A constituição de uma gestão pública democrática e popular não é tarefa que se constituía apenas com a declaração de boas intenções de governantes e governados. Implica em relações de poder, em disputas com grupos econômicos que se beneficiam privadamente com o sequestro do poder público. Muitas vezes, os próprios mandatários municipais (Prefeitos e vereadores) apoiados por grupos econômicos privados resistem a compartilhar a gestão do município com a comunidade. Foram eleitos para garantir o sequestro do Estado, do poder público, do espaço e dos bens públicos.  Ainda nesta direção, uma das experiências exitosas de devolver a política ao uso comum, ao uso comunitário foi a experiência ocorrida em alguns municípios brasileiros e, também em outros países na década de 1990 do século XX e, na primeira década de 2000 do século XXI denominado de “orçamento participativo”. Nestas experiências a comunidade teve a oportunidade de debater e sugerir a composição do orçamento municipal, a partir de suas necessidades e urgências. Inúmeras outras experiências desta natureza ocorreram e ocorrem pontualmente em administrações municipais. É urgente resgatá-las e conhecê-las como possíveis estratégias de uso comum da política.
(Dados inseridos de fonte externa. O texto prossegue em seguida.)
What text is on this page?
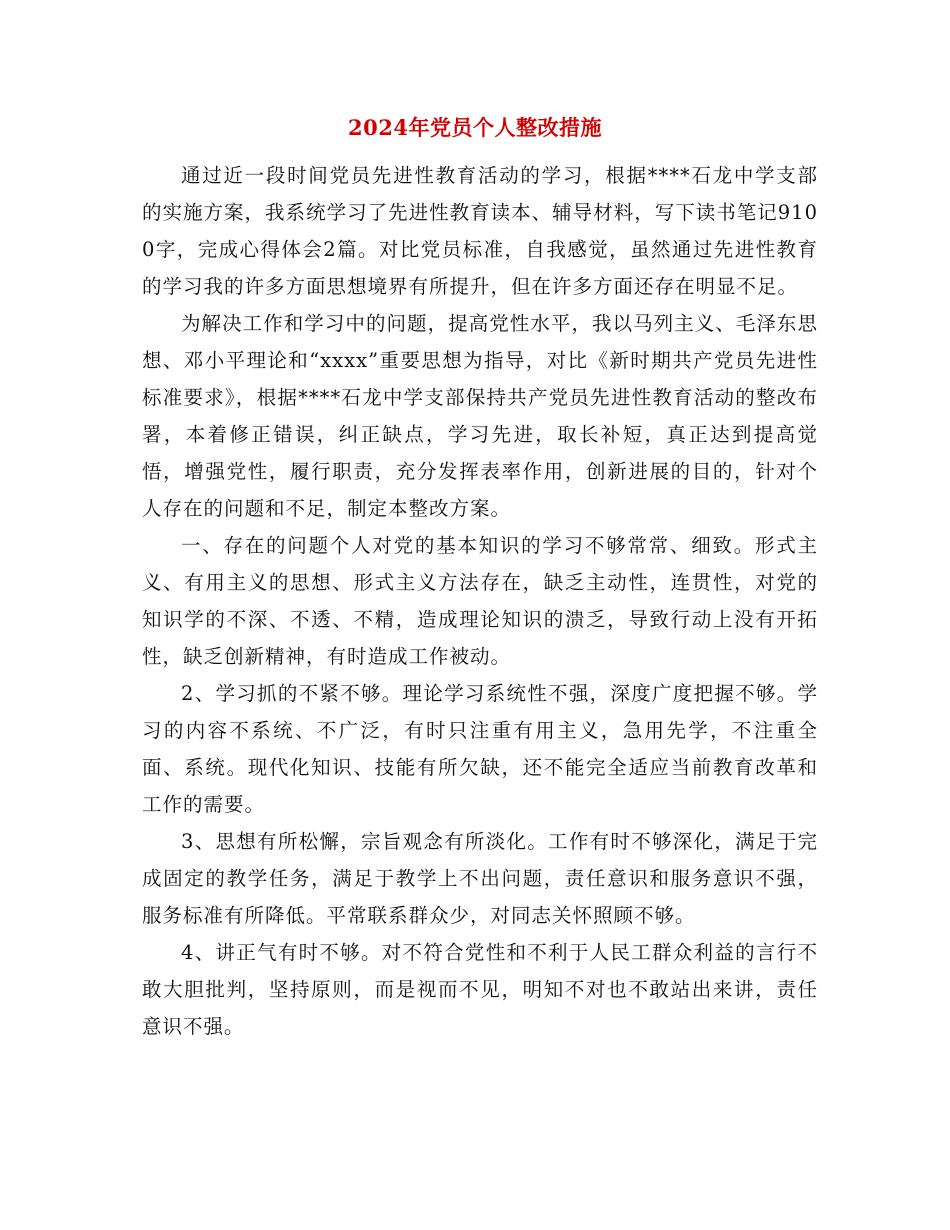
2024年党员个人整改措施

通过近一段时间党员先进性教育活动的学习，根据****石龙中学支部的实施方案，我系统学习了先进性教育读本、辅导材料，写下读书笔记9100字，完成心得体会2篇。对比党员标准，自我感觉，虽然通过先进性教育的学习我的许多方面思想境界有所提升，但在许多方面还存在明显不足。

为解决工作和学习中的问题，提高党性水平，我以马列主义、毛泽东思想、邓小平理论和“xxxx”重要思想为指导，对比《新时期共产党员先进性标准要求》，根据****石龙中学支部保持共产党员先进性教育活动的整改布署，本着修正错误，纠正缺点，学习先进，取长补短，真正达到提高觉悟，增强党性，履行职责，充分发挥表率作用，创新进展的目的，针对个人存在的问题和不足，制定本整改方案。

一、存在的问题个人对党的基本知识的学习不够常常、细致。形式主义、有用主义的思想、形式主义方法存在，缺乏主动性，连贯性，对党的知识学的不深、不透、不精，造成理论知识的溃乏，导致行动上没有开拓性，缺乏创新精神，有时造成工作被动。

2、学习抓的不紧不够。理论学习系统性不强，深度广度把握不够。学习的内容不系统、不广泛，有时只注重有用主义，急用先学，不注重全面、系统。现代化知识、技能有所欠缺，还不能完全适应当前教育改革和工作的需要。

3、思想有所松懈，宗旨观念有所淡化。工作有时不够深化，满足于完成固定的教学任务，满足于教学上不出问题，责任意识和服务意识不强，服务标准有所降低。平常联系群众少，对同志关怀照顾不够。

4、讲正气有时不够。对不符合党性和不利于人民工群众利益的言行不敢大胆批判，坚持原则，而是视而不见，明知不对也不敢站出来讲，责任意识不强。
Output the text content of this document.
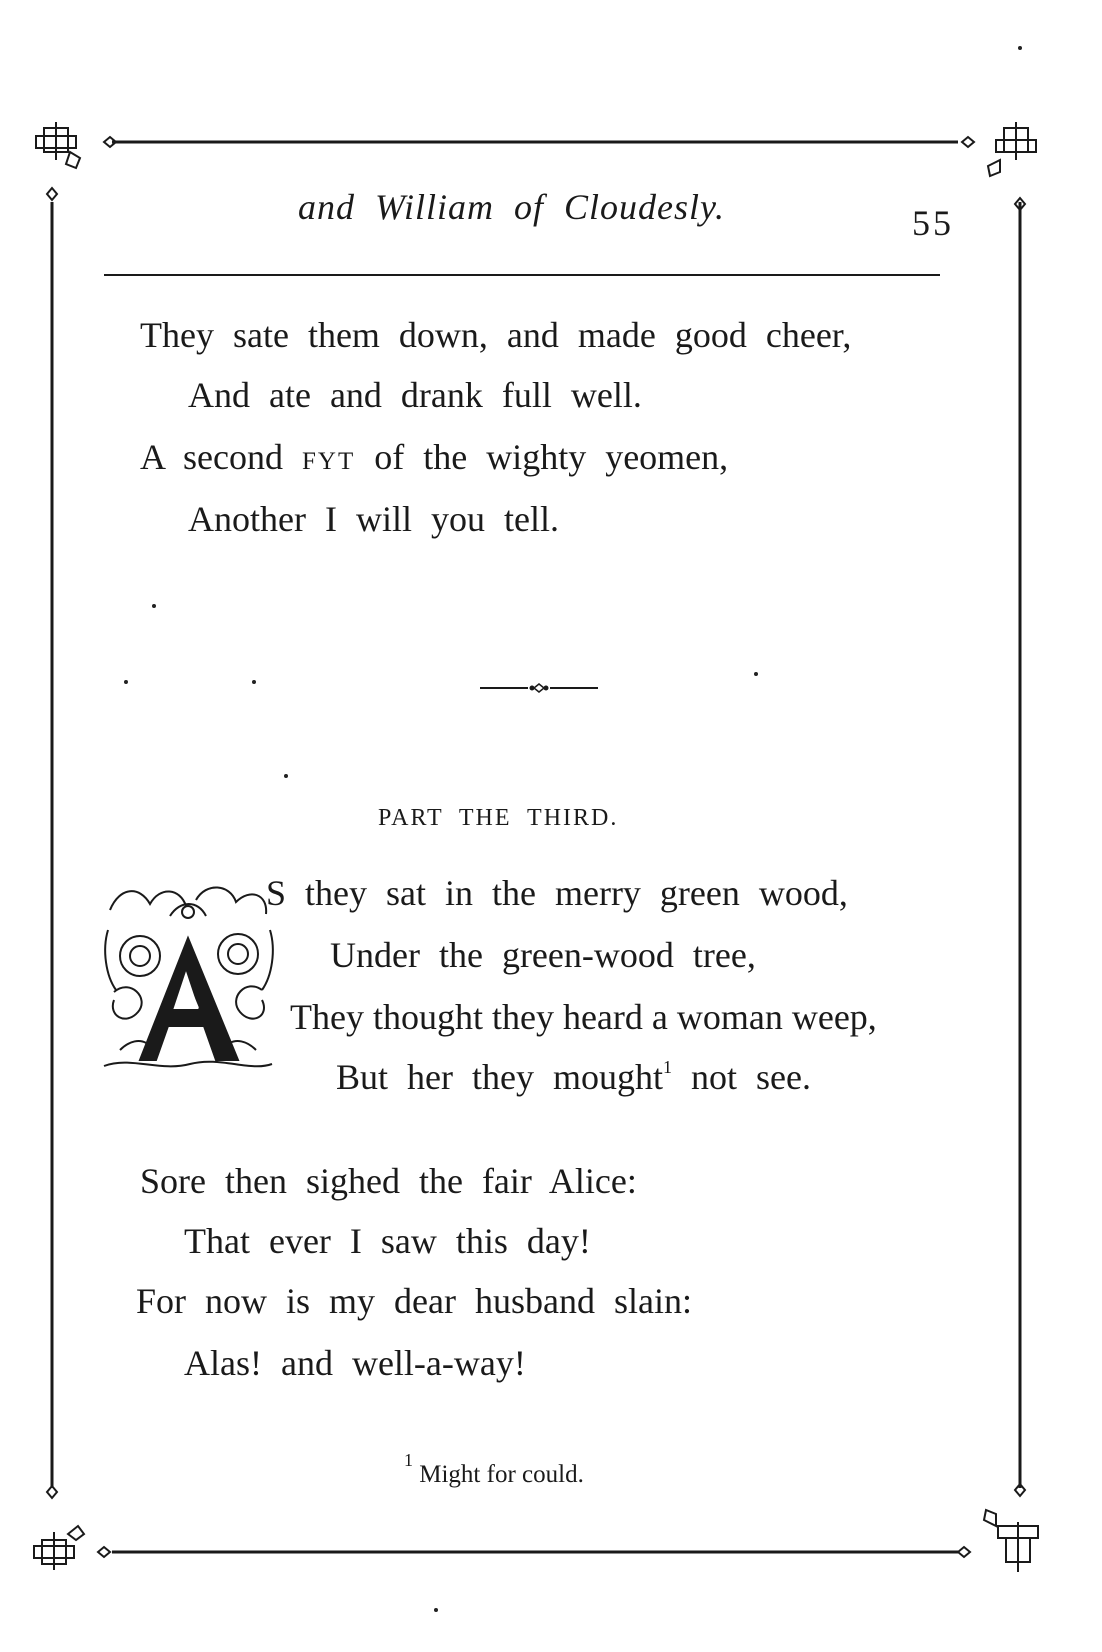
and William of Cloudesly.	55
They sate them down, and made good cheer,
And ate and drank full well.
A second fyt of the wighty yeomen,
Another I will you tell.
PART THE THIRD.
A
S they sat in the merry green wood,
Under the green-wood tree,
They thought they heard a woman weep,
But her they mought$^1$ not see.
Sore then sighed the fair Alice:
That ever I saw this day!
For now is my dear husband slain:
Alas! and well-a-way!
$^1$ Might for could.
Mesmo considerando os limites temporais e de concepção destas experiências (submetidas a soluções de continuidade pelos grupos interessados no sequestro do que é público) elas são o exemplo de que é preciso descentralizar a política, devolvê-la ao uso da comunidade. A concentração das decisões políticas nas mãos dos governantes, dos burocratas da administração é a garantia de sequestro e despolitização da política por parte de segmentos privados da sociedade.  A descentralização da política implica em devolver a política ao uso comunitário (comum), compartilhado a partir de uma concepção democrático-popular de gestão pública.  A descentralização da política requer a participação popular pensando, debatendo e, sobretudo se envolvendo na construção de políticas públicas de educação, de saúde, de trabalho, de distribuição de renda, de juventude, de ocupação adequada do espaço geográfico municipal, entre outras, amparadas (repita-se) na justiça social.

Somente descentralizando e devolvendo a política ao uso da comunidade é que poderemos superar a mentira e a constituição e discursos que agridem e promovem o sequestro da política, do poder público, do espaço público, dos bens públicos. Na descentralização democrática da política os vereadores são fundamentais, pois poderão contribuir como disseminadores, mediadores do amplo debate comunitário em torno das questões públicas.  É exercitando a descentralização democrática que o legislativo (vereadores) poderá dar um novo sentido a sua desgastada condição e representante dos interesses da comunidade.  A descentralização democrática e popular do debate e da ação política no município é condição intransferível para a constituição de estratégias de desenvolvimento amparada na ressignificação da política como ação comum/comunitária com equidade e justiça social

O desprezo à descentralização democrática, popular e comunitária da gestão pública local, municipal nos manterá presos ao esvaziamento da política, à reprodução da mentira que destrói a capacidade de diálogo e de articulação política e, sobretudo às piores práticas de políticos oportunistas de ultradireita e suas práticas pós-fascistas orientadas por e para a defesa de interesses de grupos econômicos interessados no sequestro do espaço público e dos bens públicos. Desnecessário demonstrar as tragédias humanas e ambientais derivadas do sequestro da política. O cavalo caramelo que o diga… se é que não tenha sido cooptado, ou proibido de dizer o que viu e o que ouviu, ou mesmo, sobre o que refletiu(?) durante as longas horas em que ficou sobre o telhado a espera de ajuda vinda dos céus, ou d’água…


[i] AGAMBEN, Giorgio. MEIOS SEM FIM: Notas sobre a política. Tradução Davi Pessoa. Revisão da tradução Claudio Oliveira. Belo Horizonte: Editora Autêntica, 2015.